I, Chris Perkins, do solemnly offer these my responses to The Road to Lisp Survey:

When did you first try Lisp (meaning here and throughout the survey "any member of the Lisp family") seriously, and which Lisp family member was it? I started using Common Lisp after Paul Grahams article "Beating the Averages" appeared on slashdot in 2001.

What led you to try Lisp?
Sometime over the years I picked up the prejudice that Lisp was a special purpose language for academics and AI, and years ago a quick peek at CTLT1 while standing in line at a bookstore cemented that view; Lisp code didn't look like any programming language I knew thus it must not be any programming language I would want. But for two or three years leading up to reading that Paul Graham article I had been developing a document containing hundreds of ideas I'd had for an ideal language and/or an ideal programming environment. Most of these came out of frustration from using C/C++ and Java. Since 1996 a buddy and I had been building our own little software business. Being small is often a great advantage, but sometimes there were projects we just couldn't undertake - we were just two guys. So I was on the lookout for leverage. We started using Java for this very reason; two guys can get a lot more done in Java than two guys in C++, especially if you need to deploy on multiple platforms, etc. Needless to say, Paul Graham's article resonated with me. After reading it I had to find out if what he was saying was true. And, through a long still-underway learning process I would have to say that yes, it is absolutely true. Lisp is the best programming language ever devised. Nearly every language wish that was in my wishlist is in Lisp (or made irrelevant by Lisp) and each has been better designed and more thoughtfully integrated than I could have ever done myself. And since the language itself is also a compiler and debugger many of the features of my ideal programming IDE are now pointless.

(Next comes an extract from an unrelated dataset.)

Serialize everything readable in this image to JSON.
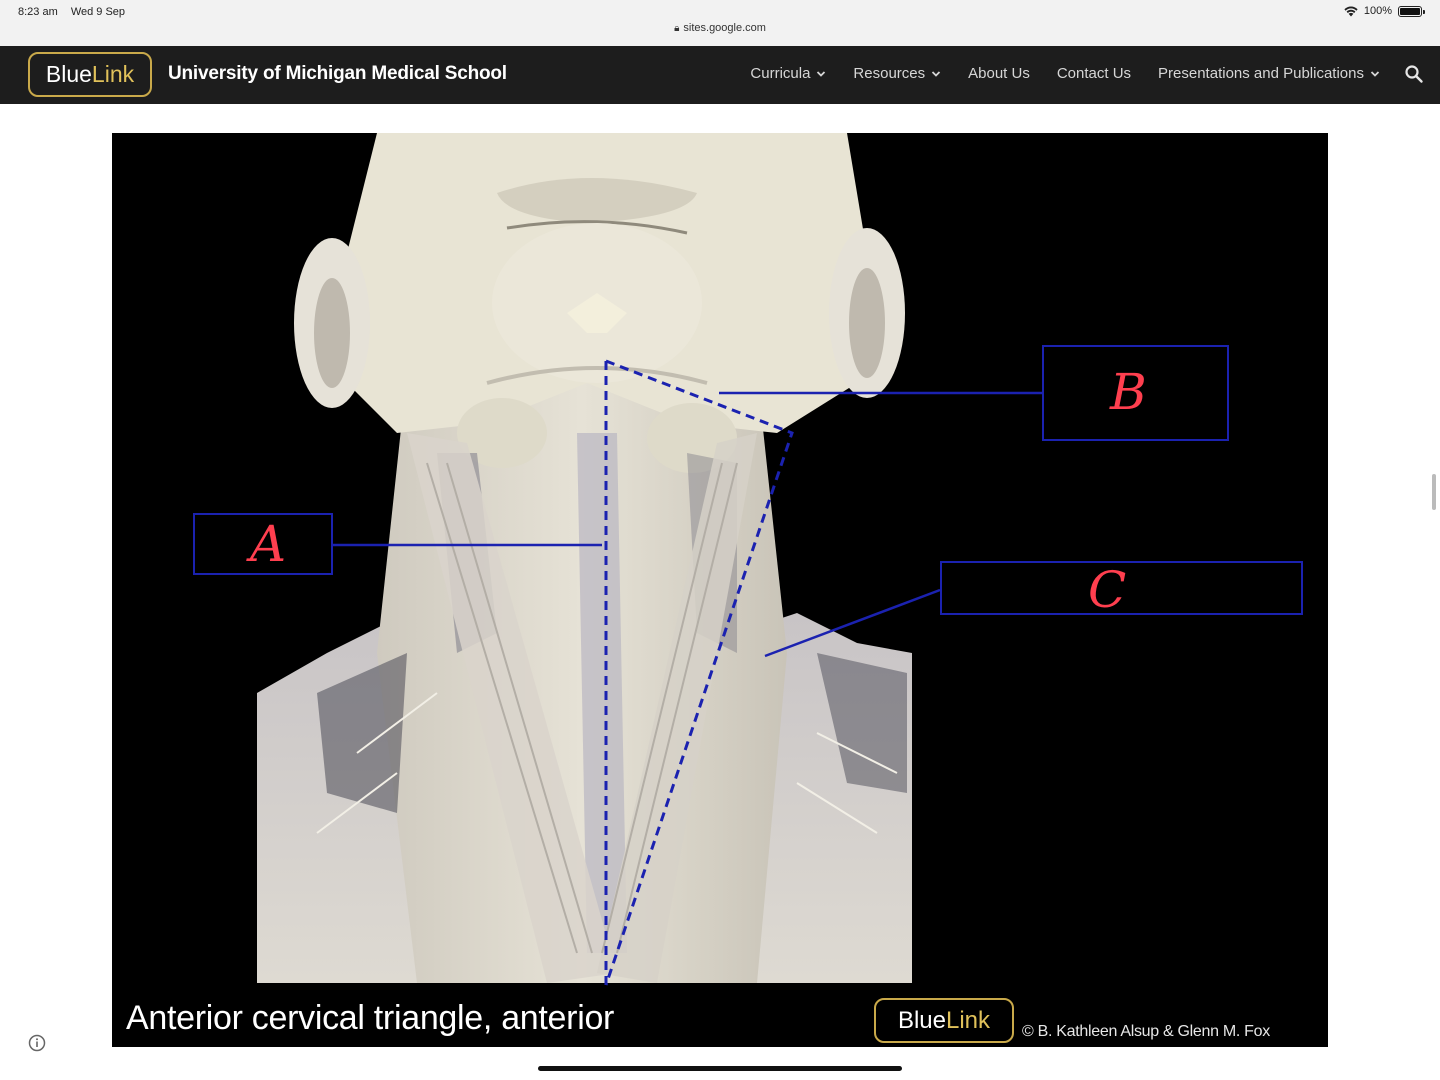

How far have you gotten in your study of Lisp? (I know, that is hard to measure)
I have written a lot of little utilities in it and use it for all sorts of things now. Increasingly I find that I think in Lisp and that I approach problems "in the Lisp way" instead of my old C/C++/Java way. But, at the time of this writing, I've only been using it for 2 years and I haven't written any professional deliverable product in it yet. (But I did automate a good portion of our sales processing with a tool built in Lisp).

What do you think of Lisp so far?

  • Lisp Rocks
  • Making an analogy in the context of George Orwell's 1984: As English is to NewSpeak, so is Lisp to C.
  • I wish the vendors would standardize FFI, interfaces to TCP, HTTP, etc.,
  • I find Lisp to be very expressive and with it a programmer can apply a lot of leverage.